対談

2010.08.05

庄野真代さん歌手

第3回 歌う意味が見つけられずに彷徨っていたとき
    リスナーの方に「好きな人に会いたくなった」と言われて…。

庄野
顔に大けがを負ってから、その後の10年はいろいろなことに挑戦しました。歌手としての活動だけでなくて、日本で大学に通ったり、英国の大学に留学したり…NPO法人の活動をしたり。
潮田
行動の人ですよね、庄野さんは。私たちの求めている「答え」は、実はいつも自分の中にあるのです。自分が過去に行ってきたことの中に、行動の源や答えがあるということです。
庄野
今までも言ってきましたが、私は考えるより先に動いているという…。
潮田
それは、自分の内部からのエネルギーに「動かされている」ということもあるんですね。大切なのは、その時の自分を信じて受け入れること。そうすると道が開けることが多いですね。
自分を信じて行動すれば、その結果は自分の引き出しとなるんですね、生きる上での。トライしたことが、一見失敗に見えても、それはその人の経験として蓄積されます。
庄野
その感覚はわかります。無駄なことってないのだと。いろいろな経験が自分を形づくっているのだという。
潮田
大切なのははじめの一歩。未知の世界へ踏み込む勇気も時には必要です。同時にぶれない自分も大切ですね。
庄野
私の場合「歌手」であるというのが、一番の核なのですが、その「歌う」ことに自信が持てない時期ってあったんです。何のために歌うのか? 毎日毎日悩んで…。そんな時に、コンサートが終わった楽屋にファンの方が訪ねて来てくださって…「庄野さんの歌と聴いていたら、好きな人に会いたくなった」って言われて…。
「そうだ! このために歌っているんだ」って思って。歌って、人の素直な心に響いて動かす力があるのだなって。
潮田
庄野さんは自分で積極的に答えを見つけていく能力があるんです。そして楽観的。悲観的な行動がとれないんです(笑)。高い志を持っている人だから、その志を実現させるために行動を起こす人です。
幸い日本は長寿の国です。ゆっくり経験を積んでいけばいいと思います。庄野さんをみていて、元気をもらう人も多いと思います。
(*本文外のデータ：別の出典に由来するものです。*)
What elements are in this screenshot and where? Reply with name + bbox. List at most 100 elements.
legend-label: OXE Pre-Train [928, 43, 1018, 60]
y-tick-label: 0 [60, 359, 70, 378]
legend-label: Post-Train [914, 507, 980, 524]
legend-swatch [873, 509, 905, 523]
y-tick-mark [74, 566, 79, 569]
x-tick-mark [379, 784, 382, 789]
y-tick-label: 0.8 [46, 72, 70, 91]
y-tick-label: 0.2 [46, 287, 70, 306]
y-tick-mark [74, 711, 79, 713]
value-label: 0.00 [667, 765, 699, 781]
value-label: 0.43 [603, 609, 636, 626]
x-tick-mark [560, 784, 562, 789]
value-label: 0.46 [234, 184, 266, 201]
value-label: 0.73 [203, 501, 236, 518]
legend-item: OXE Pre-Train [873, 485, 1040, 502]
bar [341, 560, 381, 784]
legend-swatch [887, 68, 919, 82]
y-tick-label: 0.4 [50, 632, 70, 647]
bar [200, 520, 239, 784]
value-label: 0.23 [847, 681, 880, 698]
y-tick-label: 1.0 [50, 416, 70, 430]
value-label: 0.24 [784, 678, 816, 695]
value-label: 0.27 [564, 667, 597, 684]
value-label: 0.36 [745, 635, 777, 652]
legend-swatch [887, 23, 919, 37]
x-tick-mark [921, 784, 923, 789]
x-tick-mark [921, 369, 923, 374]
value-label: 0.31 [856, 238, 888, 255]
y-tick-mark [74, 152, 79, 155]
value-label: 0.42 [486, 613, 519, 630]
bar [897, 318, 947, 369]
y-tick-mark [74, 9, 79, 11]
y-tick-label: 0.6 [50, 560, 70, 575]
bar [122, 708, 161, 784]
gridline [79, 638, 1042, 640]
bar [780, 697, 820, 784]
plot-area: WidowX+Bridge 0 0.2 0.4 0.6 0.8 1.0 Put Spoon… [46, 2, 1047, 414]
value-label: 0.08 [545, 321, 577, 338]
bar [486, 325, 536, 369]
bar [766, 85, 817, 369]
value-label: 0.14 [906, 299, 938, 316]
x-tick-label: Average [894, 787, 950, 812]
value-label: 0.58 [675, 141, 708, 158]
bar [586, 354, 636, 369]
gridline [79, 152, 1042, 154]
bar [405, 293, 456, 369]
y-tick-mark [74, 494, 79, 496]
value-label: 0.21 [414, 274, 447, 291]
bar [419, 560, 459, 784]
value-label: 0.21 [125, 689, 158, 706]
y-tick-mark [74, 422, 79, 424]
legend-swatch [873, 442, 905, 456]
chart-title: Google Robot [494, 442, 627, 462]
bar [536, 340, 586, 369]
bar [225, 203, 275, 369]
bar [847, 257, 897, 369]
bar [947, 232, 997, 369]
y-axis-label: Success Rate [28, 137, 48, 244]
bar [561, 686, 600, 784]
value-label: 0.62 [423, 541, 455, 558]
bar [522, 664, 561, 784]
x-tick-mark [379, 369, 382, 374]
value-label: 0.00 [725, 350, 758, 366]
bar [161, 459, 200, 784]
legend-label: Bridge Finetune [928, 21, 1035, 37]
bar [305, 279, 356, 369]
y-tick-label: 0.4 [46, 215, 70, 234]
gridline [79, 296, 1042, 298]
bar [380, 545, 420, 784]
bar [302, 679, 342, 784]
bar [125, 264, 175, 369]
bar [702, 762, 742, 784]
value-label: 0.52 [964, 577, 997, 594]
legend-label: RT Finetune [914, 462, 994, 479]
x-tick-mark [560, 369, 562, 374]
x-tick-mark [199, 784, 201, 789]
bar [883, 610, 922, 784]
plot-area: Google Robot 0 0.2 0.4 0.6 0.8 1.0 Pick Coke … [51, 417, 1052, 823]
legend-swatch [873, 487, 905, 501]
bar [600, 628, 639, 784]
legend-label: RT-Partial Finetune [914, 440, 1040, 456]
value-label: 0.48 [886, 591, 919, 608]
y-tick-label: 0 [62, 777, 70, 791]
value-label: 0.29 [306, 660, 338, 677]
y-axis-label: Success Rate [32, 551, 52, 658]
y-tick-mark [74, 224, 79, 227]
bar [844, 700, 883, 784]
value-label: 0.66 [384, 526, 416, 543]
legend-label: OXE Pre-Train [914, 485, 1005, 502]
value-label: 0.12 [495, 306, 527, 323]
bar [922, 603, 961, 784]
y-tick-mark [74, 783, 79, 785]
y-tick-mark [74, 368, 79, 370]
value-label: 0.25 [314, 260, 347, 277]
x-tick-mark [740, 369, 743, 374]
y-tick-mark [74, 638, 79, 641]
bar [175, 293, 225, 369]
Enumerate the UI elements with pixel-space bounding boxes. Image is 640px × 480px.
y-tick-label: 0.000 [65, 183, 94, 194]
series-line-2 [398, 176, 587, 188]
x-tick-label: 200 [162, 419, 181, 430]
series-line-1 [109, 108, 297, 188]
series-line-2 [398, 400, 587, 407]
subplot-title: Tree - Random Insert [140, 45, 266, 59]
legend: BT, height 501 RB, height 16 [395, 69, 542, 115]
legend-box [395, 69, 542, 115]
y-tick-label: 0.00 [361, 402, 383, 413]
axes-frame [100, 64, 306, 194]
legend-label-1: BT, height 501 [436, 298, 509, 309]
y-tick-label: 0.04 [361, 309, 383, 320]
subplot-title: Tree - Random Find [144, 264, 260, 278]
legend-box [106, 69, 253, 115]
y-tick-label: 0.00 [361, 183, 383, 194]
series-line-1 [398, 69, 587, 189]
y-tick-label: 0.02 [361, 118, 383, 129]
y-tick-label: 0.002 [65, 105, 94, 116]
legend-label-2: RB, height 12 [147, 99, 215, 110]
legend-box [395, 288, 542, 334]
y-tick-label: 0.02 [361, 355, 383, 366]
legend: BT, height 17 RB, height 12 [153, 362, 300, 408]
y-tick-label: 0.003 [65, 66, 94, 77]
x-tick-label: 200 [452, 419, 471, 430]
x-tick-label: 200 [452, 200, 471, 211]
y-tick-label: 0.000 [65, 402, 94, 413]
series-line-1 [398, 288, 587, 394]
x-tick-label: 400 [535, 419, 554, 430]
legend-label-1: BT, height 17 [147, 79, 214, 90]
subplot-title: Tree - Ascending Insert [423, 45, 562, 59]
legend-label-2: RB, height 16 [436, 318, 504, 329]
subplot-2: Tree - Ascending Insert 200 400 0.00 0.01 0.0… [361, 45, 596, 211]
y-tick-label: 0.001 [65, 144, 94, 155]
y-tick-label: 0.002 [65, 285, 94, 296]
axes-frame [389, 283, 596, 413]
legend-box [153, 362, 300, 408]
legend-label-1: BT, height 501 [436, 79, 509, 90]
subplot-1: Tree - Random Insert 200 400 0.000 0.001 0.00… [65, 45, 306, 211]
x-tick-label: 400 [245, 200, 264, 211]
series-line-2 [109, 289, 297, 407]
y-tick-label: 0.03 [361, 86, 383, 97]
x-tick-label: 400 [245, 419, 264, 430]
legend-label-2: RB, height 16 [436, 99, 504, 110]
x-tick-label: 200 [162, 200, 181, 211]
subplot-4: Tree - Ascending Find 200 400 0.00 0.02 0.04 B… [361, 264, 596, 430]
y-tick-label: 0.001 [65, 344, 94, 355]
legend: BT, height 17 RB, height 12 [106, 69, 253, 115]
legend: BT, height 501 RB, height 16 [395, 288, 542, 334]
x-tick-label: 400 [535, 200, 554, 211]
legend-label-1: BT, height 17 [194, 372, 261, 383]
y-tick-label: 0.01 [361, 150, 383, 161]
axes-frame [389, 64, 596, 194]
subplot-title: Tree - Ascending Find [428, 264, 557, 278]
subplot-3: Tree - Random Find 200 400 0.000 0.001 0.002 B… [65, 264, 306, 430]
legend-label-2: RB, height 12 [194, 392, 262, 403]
そんな人のためにも、経験を積まないと(笑)。
庄野
福祉訪問コンサートで知り合う人に、うつ病の相談を受けることがあるんです。そんな人には「がんばり過ぎない、甘えてみては?」ってアドバイスしています。
潮田
庄野さん自身が愛情をいっぱい持った人だから、励まされる人は多いですよ。自己犠牲では人を愛せない。自分を愛するということは、良いことも悪いことも受け止めること。そして、自分を責めないで、認めてあげることです。
それには、庄野さんのようにパワフルな「楽観的」感覚が大切です。
庄野
確かに…悩みに悩んでも最終的にはポジティブになっている。(笑)。子供の頃に見たアニメの「少女ポリアンナ」というのがあって、それはどんな逆境も逆手にとってポジティブに捉えてしまう主人公の話で…そのストーリーが大好きだったのですが、今思うと私も「ポリアンナ」のようだなと…。
これからも自分にできることで、社会とかかわっていきたいですね。